Now for something completely different. In most of the projects where I am involved I tend to spend a significant time in meetings. While face to face meetings are extremely important for decision making and team building, most of them are a waste of time. Tom DeMarco gave a talk last autumn in Cologne where he pointed out exactly that issue. He was consulting the two largest printer companies in the US. One of them proved to only achieve half of the productivity of their competitor. Thus, Tom was wondering whether the engineers in both companies had different levels of productivity. It turned out that the skill and experience levels were almost the same. Guess, the actual reason for the productivity loss? The less productive company was exactly the one with the most meetings. That does not imply, as Tom illustrated, that meetings are useless. It shows, however, that less but more efficient meetings are a better strategy. Tom also mentioned that the most successful meetings are the ones where people are expected to find a solution or decision.
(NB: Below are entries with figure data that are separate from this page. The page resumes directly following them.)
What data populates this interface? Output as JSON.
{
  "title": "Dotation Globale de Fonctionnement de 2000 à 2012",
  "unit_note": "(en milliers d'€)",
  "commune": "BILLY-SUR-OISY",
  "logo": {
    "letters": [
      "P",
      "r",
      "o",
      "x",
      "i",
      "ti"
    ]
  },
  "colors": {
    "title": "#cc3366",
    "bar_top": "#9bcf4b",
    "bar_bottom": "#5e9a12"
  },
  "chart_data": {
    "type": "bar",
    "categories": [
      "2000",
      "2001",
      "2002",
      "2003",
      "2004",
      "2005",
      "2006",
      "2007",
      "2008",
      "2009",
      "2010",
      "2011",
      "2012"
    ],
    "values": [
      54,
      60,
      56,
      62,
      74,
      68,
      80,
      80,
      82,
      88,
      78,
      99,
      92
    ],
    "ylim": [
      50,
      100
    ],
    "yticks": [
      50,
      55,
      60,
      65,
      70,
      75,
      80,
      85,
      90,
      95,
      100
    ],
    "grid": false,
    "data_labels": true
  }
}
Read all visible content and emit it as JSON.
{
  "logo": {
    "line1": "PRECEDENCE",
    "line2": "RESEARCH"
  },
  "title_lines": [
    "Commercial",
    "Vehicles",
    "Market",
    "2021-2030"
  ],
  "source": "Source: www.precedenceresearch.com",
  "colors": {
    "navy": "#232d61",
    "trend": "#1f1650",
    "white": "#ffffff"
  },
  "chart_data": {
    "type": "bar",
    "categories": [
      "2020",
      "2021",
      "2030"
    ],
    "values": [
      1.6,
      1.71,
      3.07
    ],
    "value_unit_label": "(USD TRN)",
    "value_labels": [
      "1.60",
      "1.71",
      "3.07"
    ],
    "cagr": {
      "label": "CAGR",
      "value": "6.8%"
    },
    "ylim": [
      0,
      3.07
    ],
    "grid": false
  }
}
Meeting is over when goal is achieved, not sooner! The less successful meetings are those where people are just sharing information with each other without any particular objective or sometimes even without any agenda or time schedule. What I really dislike are all those meetings for which I don't know upfront what will be the agenda topics or goals in the meeting. Note, that general items such as status reports, action item reporting or planning of the next meeting don't count in this context! Tom DeMarco expressed the opinion that many meetings are only intended to let people communicate with their superior. Thus, the meeting is not a team-like approach but more a one-to-many experience. According to Tom it is much more productive when the boss is spending five minutes with each of the team members than spending two hours with the whole team. Another point which makes me crazy about meetings is when these meetings are either unmoderated or when there is a moderator who does not care whether people abide to the time span they got for their agenda topic. First of all, it is my time that gets wasted when the meeting exceeds its original deadline. Second, in many of those meetings I am really afraid to die or at least get severly injured by information overload.
Why is this relevant for software engineers? We as software architects spend most of the time communicating. It is essential that most of this time is dedicated to personal communication than with meetings.
To sum up: Meetings are important, but in order to stay productive meeting culture should focus on quality and efficiency instead of quantity. Meetings by themselves have no particular value. It is the human interaction that counts.
2 comments:
It sounds like daily work experience in a big company you know very well.
Excellent points. 2 pieces of advice: 1. Set a clear agenda and don't allow deviation and 2. Only have essential people appear at meetings and provide detail Meeting Notes for everyone else. Great way to save money and people will be grateful they didn't have to go to the meeetings.